ROADBLOCK 3 Later that morning (Oct. 7), we were informed that the paper now needed to “reformat” the ad. The advertising department indicated that the “reformatting” process was time consuming and would prevent the ad from running on the agreed to Oct. 11 or 12 date. As a retired printer I can confirm that this excuse is nonsense. I adjusted the formatting in ten minutes and informed the T-H that the ad was now ready to print. In the early afternoon of the 7th, the Advertising Manager, Patrice Zettner, informed us the ad WOULD NOT BE RUN without extensive supporting documentation because “that was their policy,” and they had now sold the October 11th space.
A pattern was emerging. When the re-formatting ploy failed to derail the ad from running until after absentee ballots went out, the fact checking policy materialized.
Joanne has stated that in four previous campaigns such documentation has never been requested. She asked how old this policy was and Ms. Zettner replied “I've worked here twenty years, and it's been at least that long.” Joanne asked if this was the case, why did the paper publish six slanderous ads against her in 2001? These ads were proven false by VallejoNews.com, an independent website. The Times Herald obviously never engaged in a fact checking process of the claims made against Joanne and never apologized.

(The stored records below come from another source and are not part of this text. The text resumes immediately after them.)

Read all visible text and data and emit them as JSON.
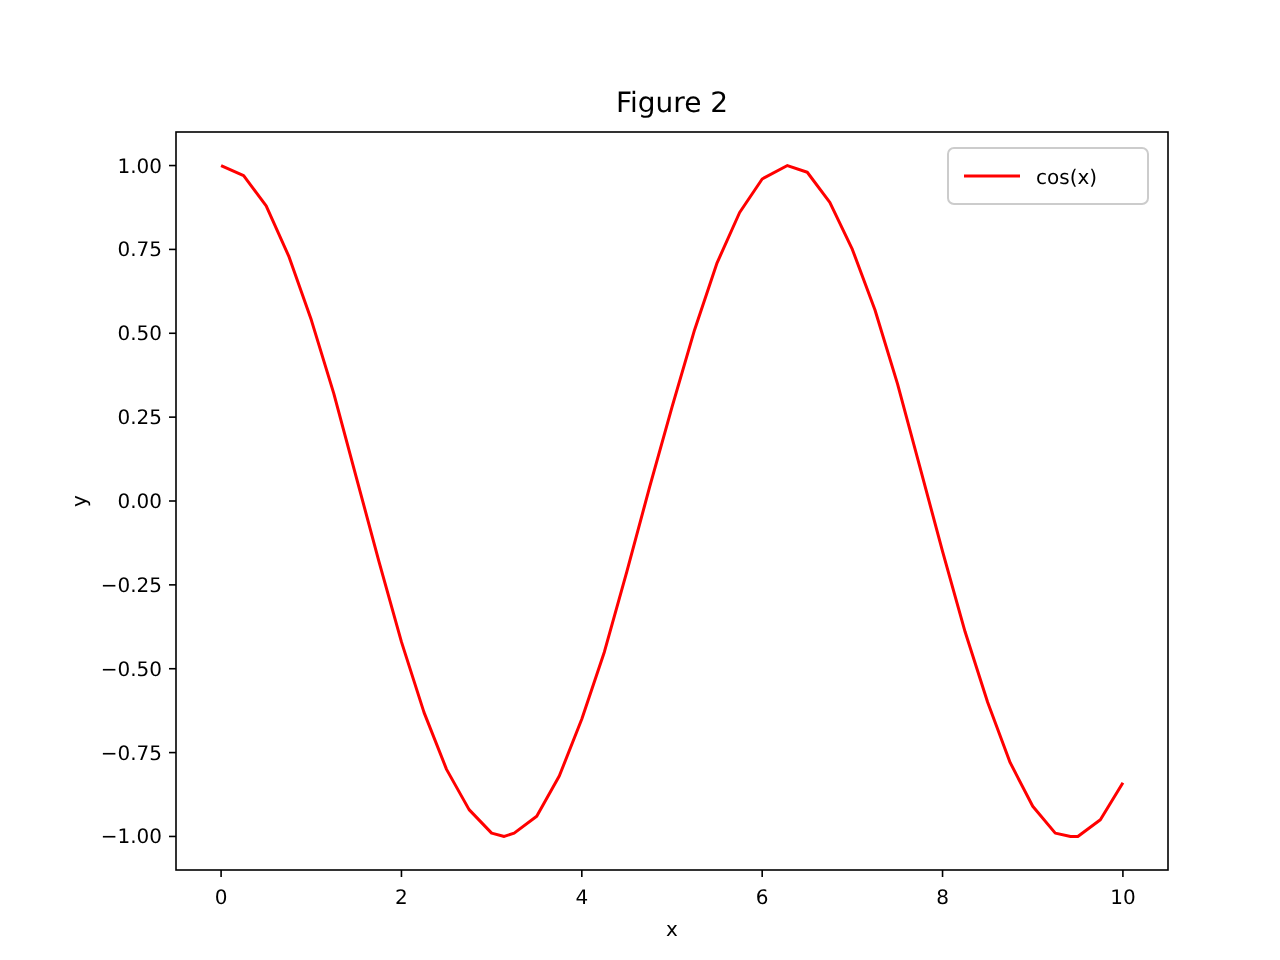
{
  "chart_data": {
    "type": "line",
    "title": "Figure 2",
    "xlabel": "x",
    "ylabel": "y",
    "x": [
      0,
      0.25,
      0.5,
      0.75,
      1,
      1.25,
      1.5,
      1.75,
      2,
      2.25,
      2.5,
      2.75,
      3,
      3.14,
      3.25,
      3.5,
      3.75,
      4,
      4.25,
      4.5,
      4.75,
      5,
      5.25,
      5.5,
      5.75,
      6,
      6.28,
      6.5,
      6.75,
      7,
      7.25,
      7.5,
      7.75,
      8,
      8.25,
      8.5,
      8.75,
      9,
      9.25,
      9.42,
      9.5,
      9.75,
      10
    ],
    "series": [
      {
        "name": "cos(x)",
        "color": "#ff0000",
        "values": [
          1.0,
          0.97,
          0.88,
          0.73,
          0.54,
          0.32,
          0.07,
          -0.18,
          -0.42,
          -0.63,
          -0.8,
          -0.92,
          -0.99,
          -1.0,
          -0.99,
          -0.94,
          -0.82,
          -0.65,
          -0.45,
          -0.21,
          0.04,
          0.28,
          0.51,
          0.71,
          0.86,
          0.96,
          1.0,
          0.98,
          0.89,
          0.75,
          0.57,
          0.35,
          0.1,
          -0.15,
          -0.39,
          -0.6,
          -0.78,
          -0.91,
          -0.99,
          -1.0,
          -1.0,
          -0.95,
          -0.84
        ]
      }
    ],
    "xlim": [
      -0.5,
      10.5
    ],
    "ylim": [
      -1.1,
      1.1
    ],
    "xticks": [
      0,
      2,
      4,
      6,
      8,
      10
    ],
    "yticks": [
      {
        "value": -1,
        "label": "−1.00"
      },
      {
        "value": -0.75,
        "label": "−0.75"
      },
      {
        "value": -0.5,
        "label": "−0.50"
      },
      {
        "value": -0.25,
        "label": "−0.25"
      },
      {
        "value": 0,
        "label": "0.00"
      },
      {
        "value": 0.25,
        "label": "0.25"
      },
      {
        "value": 0.5,
        "label": "0.50"
      },
      {
        "value": 0.75,
        "label": "0.75"
      },
      {
        "value": 1,
        "label": "1.00"
      }
    ],
    "legend": "top right",
    "grid": false,
    "line_style": "solid",
    "marker": "none"
  }
}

When Joanne requested a copy of the policy Ms. Zettner first displayed reluctance, then displayed resistance and finally grudgingly said SHE WOULD TRY TO LOCATE IT ON HER COMPUTER. A copy of the policy was finally emailed to Joanne at 2:26 p.m. on October 7th - not from Ms. Zettner’s computer but from the Northern California Newspaper Group.
The ad in question, citing the voting record of the City Council, already carried documentation of month and year of each item but this was not acceptable to the suddenly critical Times Herald. They wanted minutes of the meetings and every vote, in the form of new copies of hundreds of pages of publicly available original documentation. They even demanded that Joanne hire a commercial appraiser at her own expense and provide a current market valuation of the property where the new parking garage on Vallejo's waterfront is being built today. Joanne contends, in her ad, that the property was purchased with an overpriced valuation determined by an appraisal from before the real estate bubble burst.

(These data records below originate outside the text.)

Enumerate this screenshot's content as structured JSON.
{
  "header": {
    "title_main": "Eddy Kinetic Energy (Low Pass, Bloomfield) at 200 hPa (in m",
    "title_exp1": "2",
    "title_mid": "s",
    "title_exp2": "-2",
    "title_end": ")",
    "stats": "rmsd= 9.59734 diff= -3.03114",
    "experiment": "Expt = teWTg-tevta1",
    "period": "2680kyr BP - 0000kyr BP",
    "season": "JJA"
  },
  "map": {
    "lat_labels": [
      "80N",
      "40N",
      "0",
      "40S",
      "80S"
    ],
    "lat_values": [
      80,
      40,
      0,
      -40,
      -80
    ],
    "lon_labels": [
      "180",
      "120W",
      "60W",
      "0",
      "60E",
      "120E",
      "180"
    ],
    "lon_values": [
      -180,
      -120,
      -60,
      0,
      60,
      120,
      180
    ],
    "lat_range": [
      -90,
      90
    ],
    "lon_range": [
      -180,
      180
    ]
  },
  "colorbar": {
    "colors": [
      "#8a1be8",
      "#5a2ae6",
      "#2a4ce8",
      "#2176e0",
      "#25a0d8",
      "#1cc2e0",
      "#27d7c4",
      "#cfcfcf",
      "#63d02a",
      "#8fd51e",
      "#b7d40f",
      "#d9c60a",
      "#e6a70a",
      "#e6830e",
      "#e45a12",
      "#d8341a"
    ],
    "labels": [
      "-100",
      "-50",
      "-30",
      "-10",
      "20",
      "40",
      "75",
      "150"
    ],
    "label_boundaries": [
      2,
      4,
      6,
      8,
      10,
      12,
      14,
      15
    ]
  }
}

After the Joanne Schivley campaign contacted the First Amendment Project and other civil liberty watch dogs, we decided it was time for the public to know what was happening, and the chilling effect this apparently selective NEW policy was having on free speech. When the press conference was held on Oct. 19th, the Times Herald brought in Matt Miller, VP of Advertising & Marketing for the Northern California Newspaper Group likely to provide damage control. In the October 20th edition of the Times Herald, Mr. Miller stated “Schivley was provided a copy of the paper’s political advertising policy”. Miller had never spoken with Joanne or he would have found out the copy of that policy was not provided until after the ad had been refused, and then only at her insistence. There was no mention of the two days of conversations and commitments from the paper to run this ad with NO MENTION OF A POLICY. Miller and the Times Herald have kept changing the story as to when the policy actually came into being. It went from 20 years from Ms. Zettner, to Miller's two years, to this year, to this campaign. When Miller talked to KGO-TV he said the policy had existed for two years. When the article was written in the Times Herald he said it was this year. He said Joanne has nothing to support her claim. This is untrue. The Joanne Schivley campaign has meticulously kept all emails, phone messages and written correspondence regarding this matter and is holding them at this time while exploring legal options.
Those who fail to gain favor with those in power at the Times Herald have been dealing with this type of situation for years. I submit that this policy was brought out conveniently to cover an agenda. When is a policy not a policy? When it is created to stop honest, important information from being shared with the public.